Well, the American mustang springs originally from Spanish stock imported during the Conquest in the 16th century, and they're still classified as feral, so your kitties probably have a ways to go.
This is going to sound like nitpicking, but the two terms you're using are not equivalent. Feral refers to members of a domestic species which run wild; native refers to species which originated in the area in question, and the equivalent terms are imported or invasive. Given that our ideas about what is and is not native is based largely on human time spans rather than the geological time spans appropriate to species history, sorting out "native" from "imported/invasive" can be awkward. It's an important question, too, because - as your mom can tell you about those cats - an invasive species can be devastating to the native ecosystem.
Examples abound. All modern North American megafaunal species except the black bear and (probably) the bison are Asian imports - the grizzly, the elk/wapiti, the musk ox, humans. One of the numerous unanswered questions about what was going on in North America at the end of the Pleistocene is, did these megafauna cause, or merely exploit, the demise of the native species? (Bison are problematic, because the present shorthorn bison closely resembles the extinct Eurasian shorthorn bison, so it's possible that Eurasian bison replaced American bison antiquus instead of antiquus speciating into the present form.) All of these animals are presently considered native, because at the time Europeans arrived they had adapted to the continent and the continent had adapted to them.
Although the horse developed in North America, the present horses running wild in the western states are feral, because they are descended from domesticates, and invasive, because they are distinct from the horse species that went extinct here. The degree to which they fit into the natural environment is problematic, because their introduction coincides with the introduction of Western culture (despite the name, an import from the East!), which tends to alter the environment in destructive ways. The impact of the mustang on the environment is difficult to guage in an ecology which is constantly changing under a variety of pressures.
Other invasive feral domestic species, such as the hog, and imported invasive wild creatures, such as the starling and sparrow, do demonstrable severe damage to native species with which they are in direct competition and are anathema to people like me who are interested in maintaining a viable ecology. (All the same, by far the majority of the birds I support with my bird feeder are European house sparrows. Let he who is guiltless cast the first stone.) Another accidentally and naturally imported species, the cattle egret, exploits a niche not exploited by native species, and is treated as if it were native, even though we know it blew over from Africa in historic times.
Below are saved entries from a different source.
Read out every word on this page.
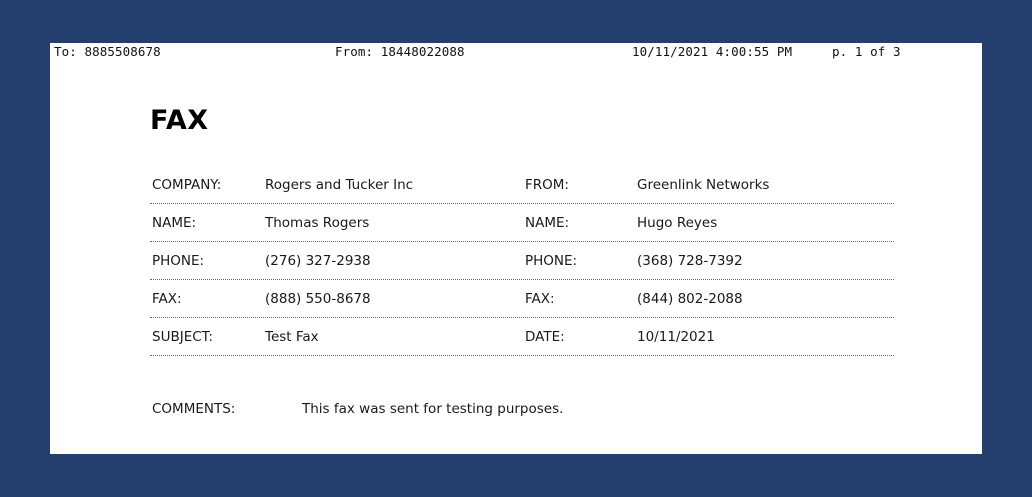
To: 8885508678	From: 18448022088	10/11/2021 4:00:55 PM	p. 1 of 3
FAX
COMPANY:	Rogers and Tucker Inc	FROM:	Greenlink Networks
NAME:	Thomas Rogers	NAME:	Hugo Reyes
PHONE:	(276) 327-2938	PHONE:	(368) 728-7392
FAX:	(888) 550-8678	FAX:	(844) 802-2088
SUBJECT:	Test Fax	DATE:	10/11/2021
COMMENTS:	This fax was sent for testing purposes.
Any biologists in the crowd feel free to correct me, but if domesticates can ever achieve wild status, it presumably would take a geologically long time and would be marked by speciation - i.e., sufficient biological changes that breeding with the cats or horses or whatever kept by humans is no longer practical. Since any dog can breed viable offspring with any wolf, the breeding test has its weaknesses, and I'm not sure at what level of reproductive viability speciation would be held to occur. Since it's not likely to happen without a prolonged period of isolation from the domestic cat, and since as long as new cats are added to the feral population from the domestic stock, the point may be an academic one as far as Australian cats are concerned.
The changes your mother notes may be sufficient, however, for the Australian feral cat to count as a new breed (as the changes in the American feral horse have resulted in a breed called the mustang). Domesticates produce breeds readily, in time spans comprehensible to humans, as a result both of breeding pressure and environmental factors; which is not surprising when you think about it.